The Institute’s M&E programme covers both definitions and allows students to evaluate their experiences with POTI as much as POTI evaluates its impact on students. Our M&E methodology uses seven points of data collection:

  1. Pre-Course Assessment: Before commencing the course, students complete a 10-question pre-test. This establishes a baseline of the student’s knowledge before training and allows for the comparison of pre- and post-course performance.
  2. End-of-Course Examination: After students have studied all lessons and completed the End-of-Lesson Quizzes, they attempt a 50-question (20-question for Ebola Virus Disease) End-of-Course Examination.
  3. Course Feedback: After successfully completing the End-of-Course Examination with a score of 75 per cent or better, students are prompted to fill out a 17-question feedback questionnaire to provide their evaluation of the course.
  4. Five-Star Course Review System: Once a student completes a course, they can rate that course through a five-star rating system accessed through the Institute’s website. Students also can post comments that others are able to see before enrolling. POTI does not edit or redact these comments.

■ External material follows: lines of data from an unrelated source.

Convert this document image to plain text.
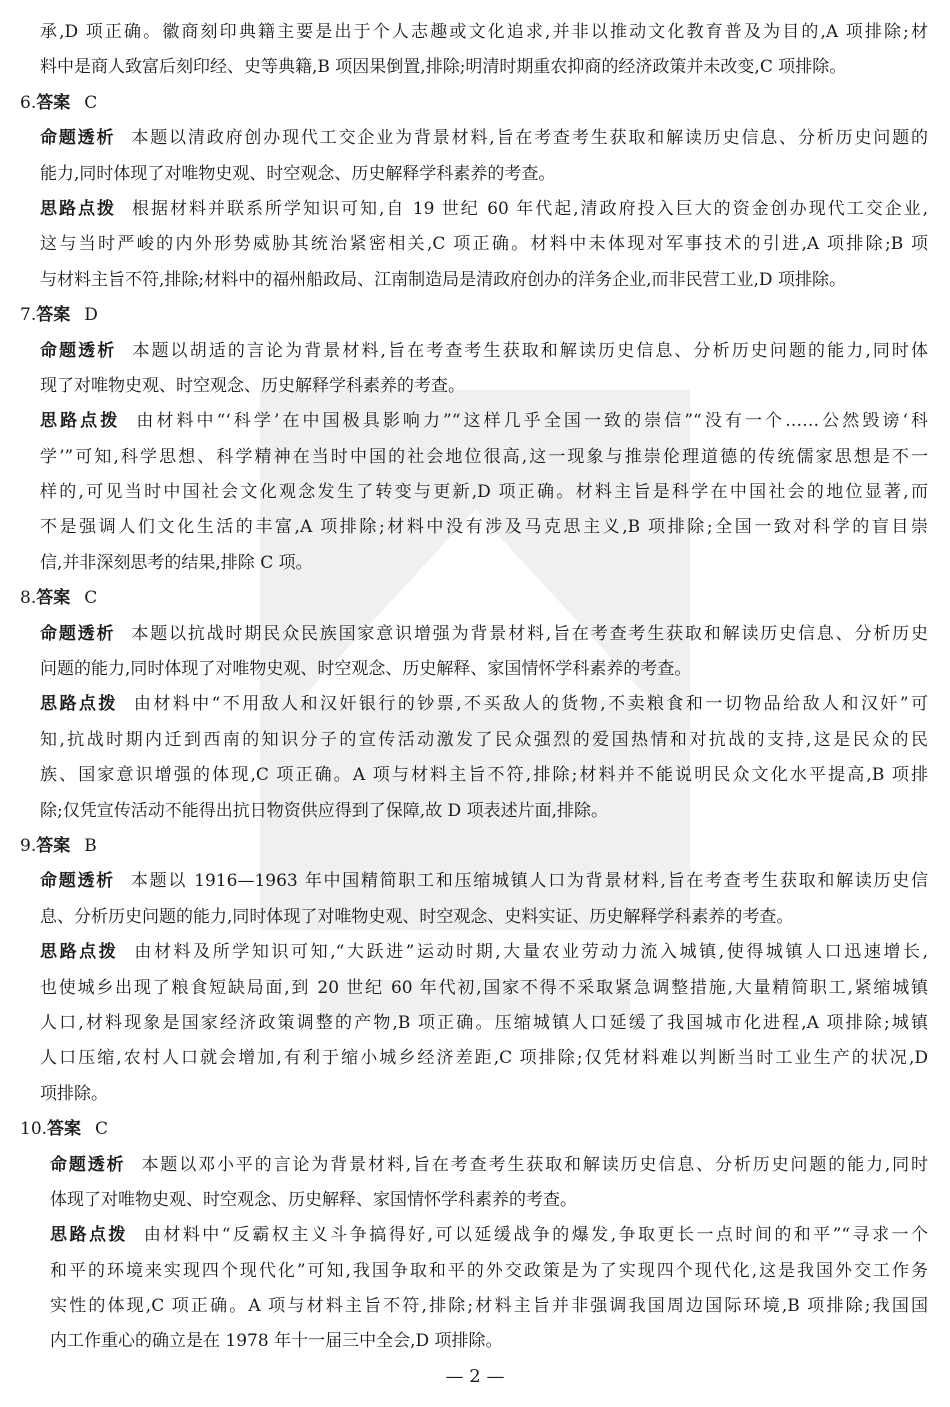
承,D 项正确。徽商刻印典籍主要是出于个人志趣或文化追求,并非以推动文化教育普及为目的,A 项排除;材
料中是商人致富后刻印经、史等典籍,B 项因果倒置,排除;明清时期重农抑商的经济政策并未改变,C 项排除。
6.答案 C
命题透析 本题以清政府创办现代工交企业为背景材料,旨在考查考生获取和解读历史信息、分析历史问题的
能力,同时体现了对唯物史观、时空观念、历史解释学科素养的考查。
思路点拨 根据材料并联系所学知识可知,自 19 世纪 60 年代起,清政府投入巨大的资金创办现代工交企业,
这与当时严峻的内外形势威胁其统治紧密相关,C 项正确。材料中未体现对军事技术的引进,A 项排除;B 项
与材料主旨不符,排除;材料中的福州船政局、江南制造局是清政府创办的洋务企业,而非民营工业,D 项排除。
7.答案 D
命题透析 本题以胡适的言论为背景材料,旨在考查考生获取和解读历史信息、分析历史问题的能力,同时体
现了对唯物史观、时空观念、历史解释学科素养的考查。
思路点拨 由材料中“‘科学’在中国极具影响力”“这样几乎全国一致的崇信”“没有一个……公然毁谤‘科
学’”可知,科学思想、科学精神在当时中国的社会地位很高,这一现象与推崇伦理道德的传统儒家思想是不一
样的,可见当时中国社会文化观念发生了转变与更新,D 项正确。材料主旨是科学在中国社会的地位显著,而
不是强调人们文化生活的丰富,A 项排除;材料中没有涉及马克思主义,B 项排除;全国一致对科学的盲目崇
信,并非深刻思考的结果,排除 C 项。
8.答案 C
命题透析 本题以抗战时期民众民族国家意识增强为背景材料,旨在考查考生获取和解读历史信息、分析历史
问题的能力,同时体现了对唯物史观、时空观念、历史解释、家国情怀学科素养的考查。
思路点拨 由材料中“不用敌人和汉奸银行的钞票,不买敌人的货物,不卖粮食和一切物品给敌人和汉奸”可
知,抗战时期内迁到西南的知识分子的宣传活动激发了民众强烈的爱国热情和对抗战的支持,这是民众的民
族、国家意识增强的体现,C 项正确。A 项与材料主旨不符,排除;材料并不能说明民众文化水平提高,B 项排
除;仅凭宣传活动不能得出抗日物资供应得到了保障,故 D 项表述片面,排除。
9.答案 B
命题透析 本题以 1916—1963 年中国精简职工和压缩城镇人口为背景材料,旨在考查考生获取和解读历史信
息、分析历史问题的能力,同时体现了对唯物史观、时空观念、史料实证、历史解释学科素养的考查。
思路点拨 由材料及所学知识可知,“大跃进”运动时期,大量农业劳动力流入城镇,使得城镇人口迅速增长,
也使城乡出现了粮食短缺局面,到 20 世纪 60 年代初,国家不得不采取紧急调整措施,大量精简职工,紧缩城镇
人口,材料现象是国家经济政策调整的产物,B 项正确。压缩城镇人口延缓了我国城市化进程,A 项排除;城镇
人口压缩,农村人口就会增加,有利于缩小城乡经济差距,C 项排除;仅凭材料难以判断当时工业生产的状况,D
项排除。
10.答案 C
命题透析 本题以邓小平的言论为背景材料,旨在考查考生获取和解读历史信息、分析历史问题的能力,同时
体现了对唯物史观、时空观念、历史解释、家国情怀学科素养的考查。
思路点拨 由材料中“反霸权主义斗争搞得好,可以延缓战争的爆发,争取更长一点时间的和平”“寻求一个
和平的环境来实现四个现代化”可知,我国争取和平的外交政策是为了实现四个现代化,这是我国外交工作务
实性的体现,C 项正确。A 项与材料主旨不符,排除;材料主旨并非强调我国周边国际环境,B 项排除;我国国
内工作重心的确立是在 1978 年十一届三中全会,D 项排除。
— 2 —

  5. Three-month follow-up survey: Students receive a 13-question follow-up survey three months after completing their enrolment in a POTI course. It includes multiple choice, multiple selection, short-answer, and long-answer questions.

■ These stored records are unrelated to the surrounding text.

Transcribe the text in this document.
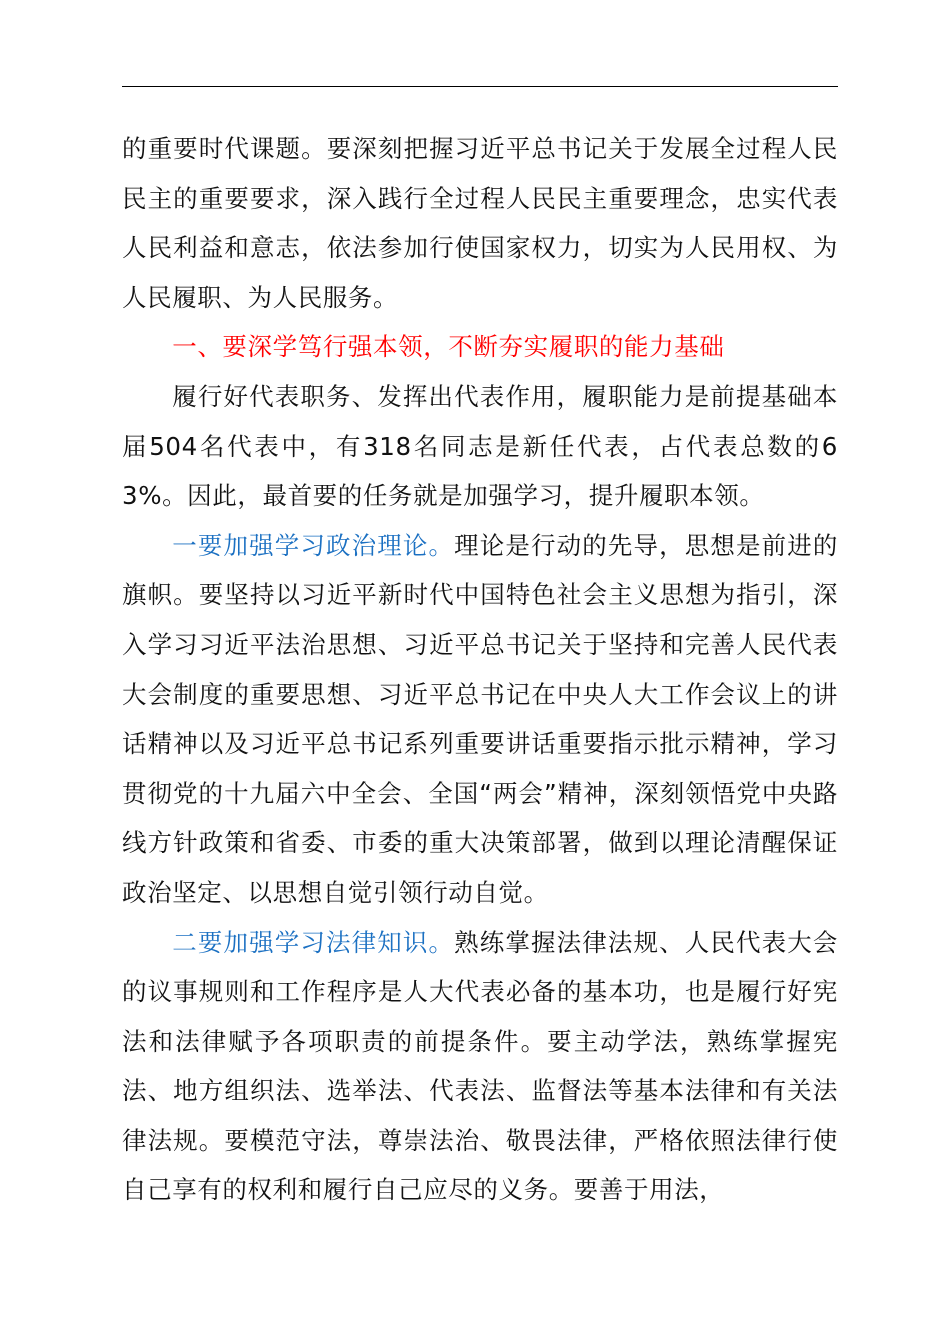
的重要时代课题。要深刻把握习近平总书记关于发展全过程人民民主的重要要求，深入践行全过程人民民主重要理念，忠实代表人民利益和意志，依法参加行使国家权力，切实为人民用权、为人民履职、为人民服务。

一、要深学笃行强本领，不断夯实履职的能力基础

履行好代表职务、发挥出代表作用，履职能力是前提基础本届504名代表中，有318名同志是新任代表，占代表总数的63%。因此，最首要的任务就是加强学习，提升履职本领。

一要加强学习政治理论。理论是行动的先导，思想是前进的旗帜。要坚持以习近平新时代中国特色社会主义思想为指引，深入学习习近平法治思想、习近平总书记关于坚持和完善人民代表大会制度的重要思想、习近平总书记在中央人大工作会议上的讲话精神以及习近平总书记系列重要讲话重要指示批示精神，学习贯彻党的十九届六中全会、全国“两会”精神，深刻领悟党中央路线方针政策和省委、市委的重大决策部署，做到以理论清醒保证政治坚定、以思想自觉引领行动自觉。

二要加强学习法律知识。熟练掌握法律法规、人民代表大会的议事规则和工作程序是人大代表必备的基本功，也是履行好宪法和法律赋予各项职责的前提条件。要主动学法，熟练掌握宪法、地方组织法、选举法、代表法、监督法等基本法律和有关法律法规。要模范守法，尊崇法治、敬畏法律，严格依照法律行使自己享有的权利和履行自己应尽的义务。要善于用法，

  6. Nine-month follow-up survey: The Institute sends a six-question survey to students nine months after they complete their enrolment.
  7. Focus groups: Selected students participate in a focus group conducted via Skype and respond to nine questions asked by POTI staff. Responses are recorded and analysed for trends.

The Five-Star Course Review System

The Institute uses the course rating system to make potential students aware of the opinions and written reviews of past students. Once they complete a course, students have the opportunity to submit a review of that course by rating their experience on a scale of one to five stars and may also provide written comments. These are automatically published on the Institute’s website as course reviews. POTI does not censor or edit these reviews, but it does moderate its online community for inappropriate or irrelevant submissions. To date, course ratings submitted by students have been unproblematic and constructive contributions to our virtual community. To view the ratings for any course, visit the course page and select any course title. Average star ratings and all reviews are available from any course’s unique page.